2012-05-22 11:56:00 | ドラッカー
 確実性の裏側は不確実性。その確率和は1となる。
 閉じた世界ならばこの数式は正しい。しかし現実社会は閉じていない。つまりリスクは母集団の確率分布がわかっていて計算できるが不確実性は計算できない。だから予想と予想外を足しても1にはならない。
研究開発の秘密/確実性の裏側は不確実性。その和は1となる。閉じた世界ならばこの数式は正しい。しかし現実世界は閉じていない。この秘密に気づけば、あらゆるリスク=不確実性に投資できる権利(オプション)を持ってさえいれば、社会は必ず成長できる。だから研究投資は必要なのです。


 この秘密に気づけば、あらゆる不確実性に投票(あるいは投資)できる権利(オプション)を持ってさえいれば、必ず成長できる。
 フランク・ナイトはこの不確実ビジョンを個々人の決断に関して提出した先駆者である。このビジョンは期待効用仮説などといわれる基礎的効用関数で計算できる世界に限らず、応用できる。
 あり得ないほど稀と思われるが、その判断の常識背景が歪んでいる場合は、ビジョンに基づくオプションは期待値とは関係なく資源と見なせる。

 ベンチャーキャピタルの本来の機能はこのような通常あり得ない世界、新技術の勝利、新営業方法の勝利、新理論の勝利、新社会の勝利、新国家の勝利に投資オプションを集める技能者集団でなければならない。これは危険回避者や危険愛好者に依存しない経済活動とはいえない職能活動である。

 だからベンチャーキャピタルは本来銀行や保険会社が手を出す金融機関の世界ではない。金融は集められた不確実性の集合にオプションをもつだけでよい(実際に投資することもあるけれどもキャピタルコール方式もある)。そのような分業が本来のベンチャーキャピタルとおもう。

 さてベンチャーキャピタルの腐った事業モデルはさておき、今の日本の状況は目に見えないオプション資源を失っている危機にある。この危機に痛みを感じる人はいない。いや痛みを感じる日本人はまだ生まれてもいない。

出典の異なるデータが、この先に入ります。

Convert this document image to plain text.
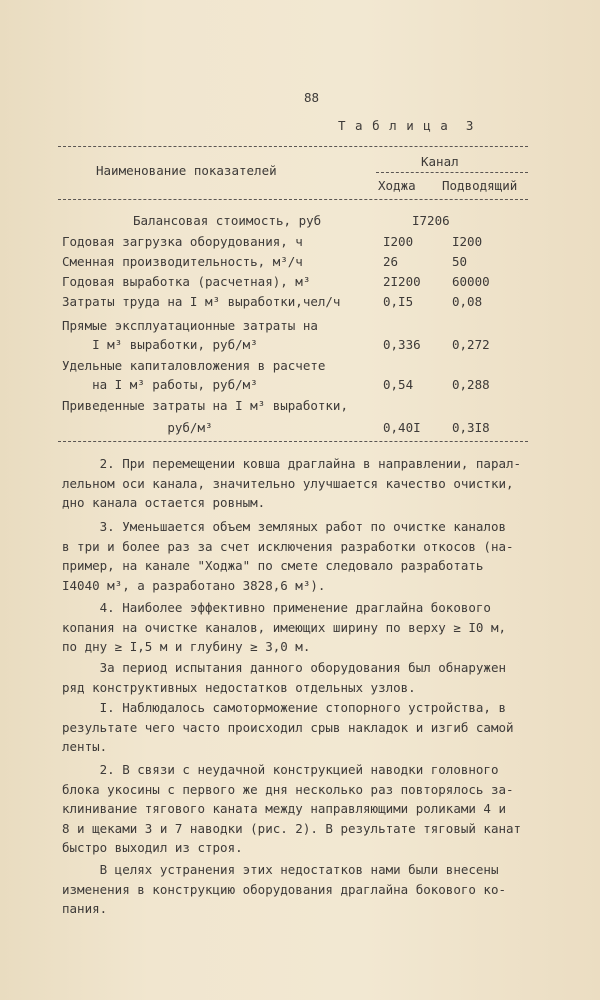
88
Т а б л и ц а  3
Наименование показателей
Канал
Ходжа Подводящий
Балансовая стоимость, руб	I7206
Годовая загрузка оборудования, ч	I200	I200
Сменная производительность, м³/ч	26	50
Годовая выработка (расчетная), м³	2I200	60000
Затраты труда на I м³ выработки,чел/ч	0,I5	0,08
Прямые эксплуатационные затраты на
I м³ выработки, руб/м³	0,336	0,272
Удельные капиталовложения в расчете
на I м³ работы, руб/м³	0,54	0,288
Приведенные затраты на I м³ выработки,
руб/м³	0,40I	0,3I8
2. При перемещении ковша драглайна в направлении, парал-
лельном оси канала, значительно улучшается качество очистки,
дно канала остается ровным.
3. Уменьшается объем земляных работ по очистке каналов
в три и более раз за счет исключения разработки откосов (на-
пример, на канале "Ходжа" по смете следовало разработать
I4040 м³, а разработано 3828,6 м³).
4. Наиболее эффективно применение драглайна бокового
копания на очистке каналов, имеющих ширину по верху ≥ I0 м,
по дну ≥ I,5 м и глубину ≥ 3,0 м.
За период испытания данного оборудования был обнаружен
ряд конструктивных недостатков отдельных узлов.
I. Наблюдалось самоторможение стопорного устройства, в
результате чего часто происходил срыв накладок и изгиб самой
ленты.
2. В связи с неудачной конструкцией наводки головного
блока укосины с первого же дня несколько раз повторялось за-
клинивание тягового каната между направляющими роликами 4 и
8 и щеками 3 и 7 наводки (рис. 2). В результате тяговый канат
быстро выходил из строя.
В целях устранения этих недостатков нами были внесены
изменения в конструкцию оборудования драглайна бокового ко-
пания.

 ただ過去の惰性による成果に依存していたり、既存法を変えずに無数の似た様な法律や政令で国民の首を絞め、基礎科学には予算を付けず、インターネットの時代に一般医薬品の通信販売を禁止している(高裁は国を敗訴にしたが、国は上告した)など、法を補う意義をはみ出した通達がまかり通る。弱者(低所得者、身体に不自由のある人、過去の経緯で不利な扱いを受けた人々)や僻地(半島の先や山間部、国道から遠いところ)をかざせば予算が降ってくる。産業政策はと言えば、事実上の公務員化策は競争力の無い産業に行き渡っている。税金でリストラし損切りを促進していることで雇用が守られることが、競争社会からの逃避をすすめている。扶養家族だけが増えても当面は幸せであるかの様な幻想をもたらしたのは国富の浪費、過去の遺産で生活するモラールの低下に他ならない。

そういうこれまでの日本のシステムがいったん事故があればどうしようもない場所に大飯に原発をもたらした。

それ以外の国民は決して少数ではない。

政治はまだ生まれていない日本国民を思う事無く、いまここにいる大多数の国民を眠らせ、重大な主人公の交代を隠そうとする。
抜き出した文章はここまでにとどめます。